9 years, 11 months ago - Tony Franks

Just saw this article, it may be a help:
http://www.screendaily.com/5095872.article?utm_source=newsletter&utm_medium=email&utm_campaign=Newsletter78
It includes a bit stating:
"Logos, signs, trademarks and adverts are not covered by the same exception so you should avoid capturing them. If this is not possible, consider whether they appear in shot incidentally or prominently. Incidental use means that their inclusion is casual or of secondary importance and is not the focus of a shot.
All the best, Tony

9 years, 11 months ago - Marlom Tander

Template schmplate. It is highly dangerous to use random templates for this sort of thing, esp if they seem to be written in legal language, much of which can look like English. For example do you know that the terms "reasonable endevours", "all reasonable endevours" and "best endevours" have special legal meanings, and what the differences between them are?
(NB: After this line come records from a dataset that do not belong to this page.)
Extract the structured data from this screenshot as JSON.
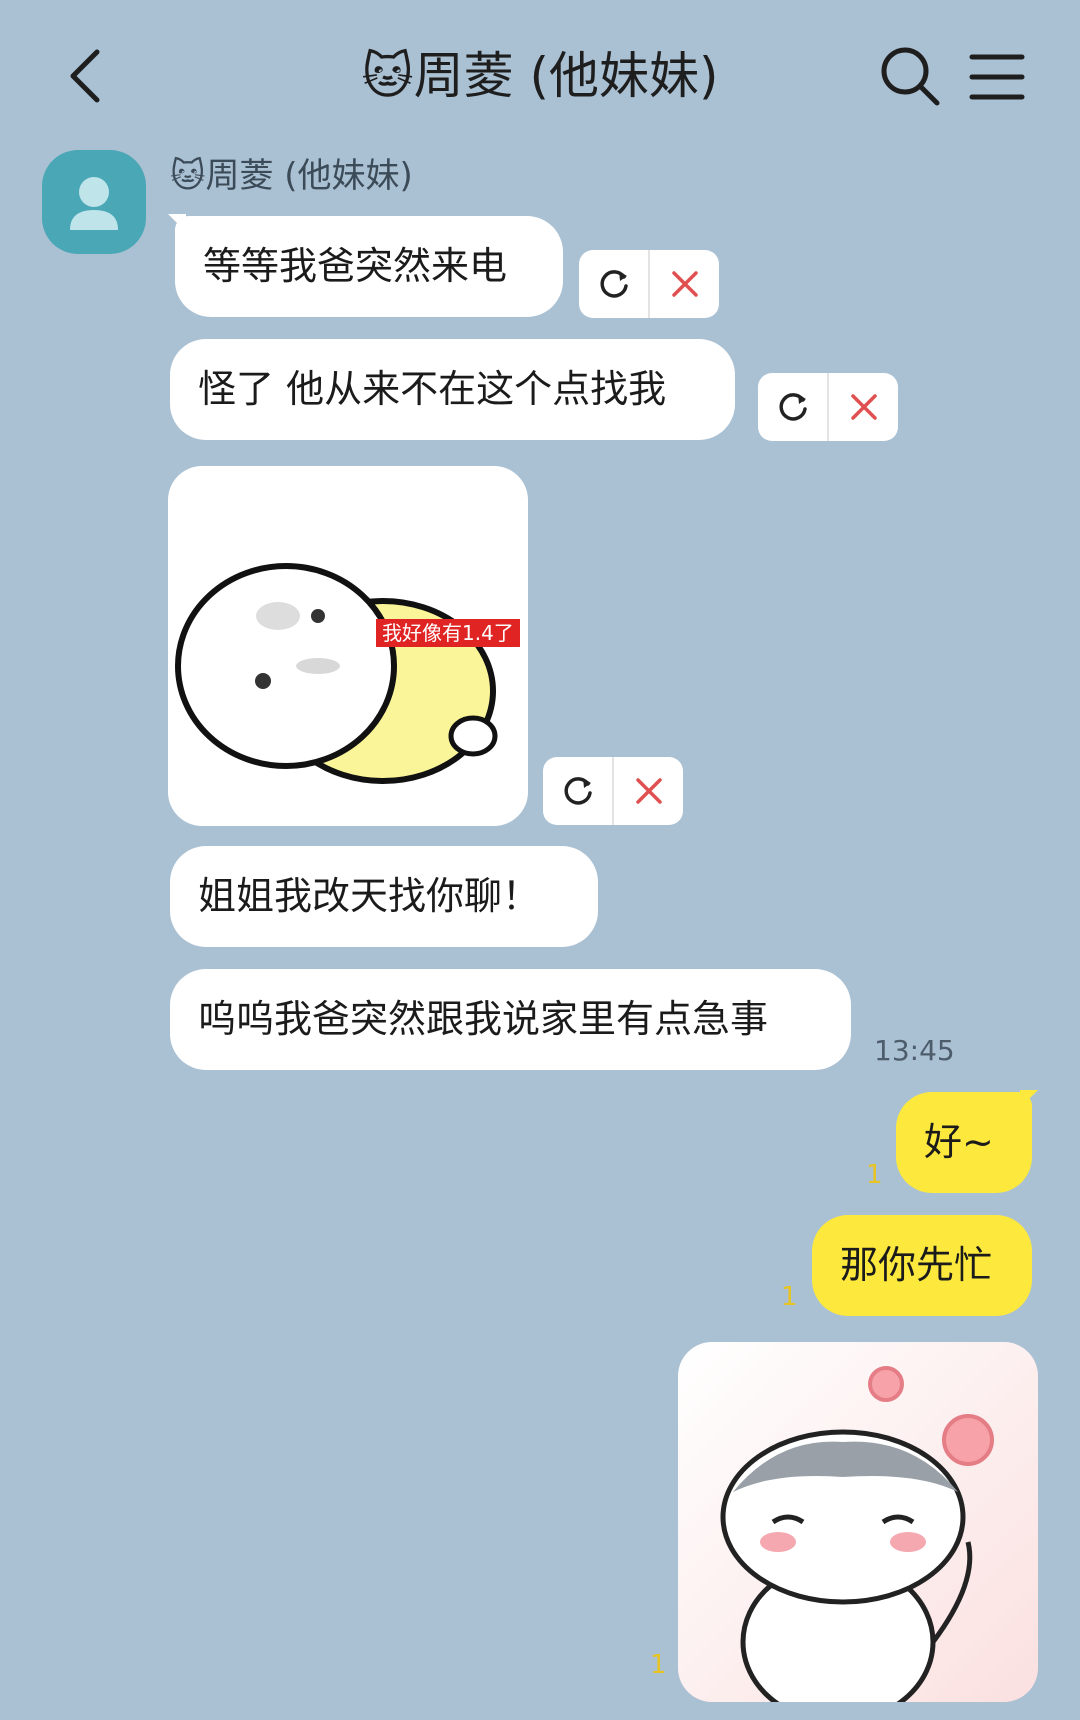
{
  "header": {
    "title": "🐱周菱 (他妹妹)"
  },
  "sender": {
    "name": "🐱周菱 (他妹妹)"
  },
  "messages": {
    "m1": "等等我爸突然来电",
    "m2": "怪了 他从来不在这个点找我",
    "m3_sticker_caption": "我好像有1.4了",
    "m4": "姐姐我改天找你聊！",
    "m5": "呜呜我爸突然跟我说家里有点急事",
    "time": "13:45",
    "r1": "好~",
    "r2": "那你先忙",
    "read1": "1",
    "read2": "1",
    "read3": "1"
  },
  "colors": {
    "background": "#aac0d3",
    "my_bubble": "#fde93d",
    "their_bubble": "#ffffff",
    "avatar": "#4aa7b5",
    "cancel": "#e05050"
  }
}
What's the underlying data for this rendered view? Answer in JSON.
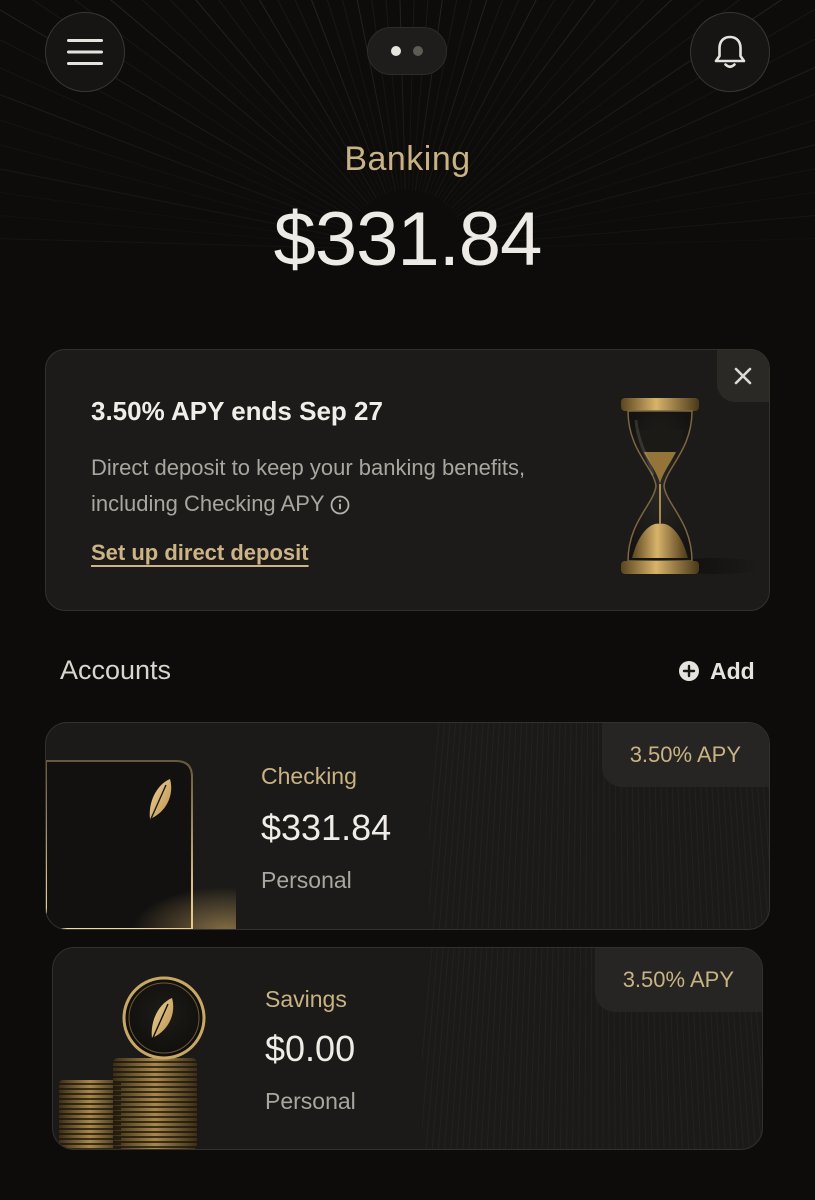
{
  "header": {
    "menu_icon": "menu-icon",
    "bell_icon": "bell-icon",
    "pager": {
      "pages": 2,
      "active": 1
    },
    "title": "Banking",
    "balance": "$331.84"
  },
  "promo": {
    "title": "3.50% APY ends Sep 27",
    "body": "Direct deposit to keep your banking benefits, including Checking APY",
    "link": "Set up direct deposit",
    "close_icon": "close-icon",
    "info_icon": "info-icon",
    "image_icon": "hourglass-icon"
  },
  "accounts": {
    "title": "Accounts",
    "add_label": "Add",
    "add_icon": "plus-circle-icon",
    "items": [
      {
        "name": "Checking",
        "amount": "$331.84",
        "type": "Personal",
        "apy": "3.50% APY",
        "art_icon": "card-icon"
      },
      {
        "name": "Savings",
        "amount": "$0.00",
        "type": "Personal",
        "apy": "3.50% APY",
        "art_icon": "coin-stack-icon"
      }
    ]
  },
  "colors": {
    "background": "#0d0c0b",
    "accent_gold": "#c9b283",
    "card_bg": "#1b1a18"
  }
}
Would you spot these and other unexploded linguistic mines in any template?

If you get a document signed that looks "legal" then a court will treat you as if you had taken advice, and if you didn't understand the law well enough to write your own, that's dangerous. If you stick to plain english, the courts will apply common sense.

Wearing my practical manager hat, there is a huge difference between people agreeing to sign something, and them actually doing so. Are you sure that the document they imagine in their heads is the one that you are going to give them?

9 years, 11 months ago - Marlom Tander

If you want permission (and are not offering money) you have the following options :-

a) Ask nicely. The exchange of messages alone evidences the agreement. Make your final message "So, to be clear, Apple are allowing me to have my lead hacker character gleefully use his iPhone to pull off the heist and release the weaponsied Ebola" or whatever. So long as the film depicts as described, no probs. BUT if you move the phone from the Hero to the Bad Guy in a pre shoot rewrite, your previous email trail is no longer valid.

Something somewhere in law binds companies to agreements no matter who in the company made it so long as the third party could have reasonably thought they were dealing at an appropriate level. (E.G. if the manager of the Apple, Shop agrees that you can film there, you can, and use it, even if he shouldn't have let you. But your shop manager saying "of course you can shoot at HQ" isn't something you can run with)

b) Prepare some legalistic document and ask them to read and agree. You have just pushed your contact way outside their comfort zone. Unless they really love you and are pretty senior, you'll probably never get your release.

c) Ask them for their legal doc. Unless they get a lot of requests AND are set up to deal with them, AND generally say yes, they won't have one and they sure as hell won't write one just for you.

9 years, 11 months ago - Paddy Robinson-Griffin

Talk to a product placement company about getting loan/free items. Easier for chocolate than cameras and phones, though!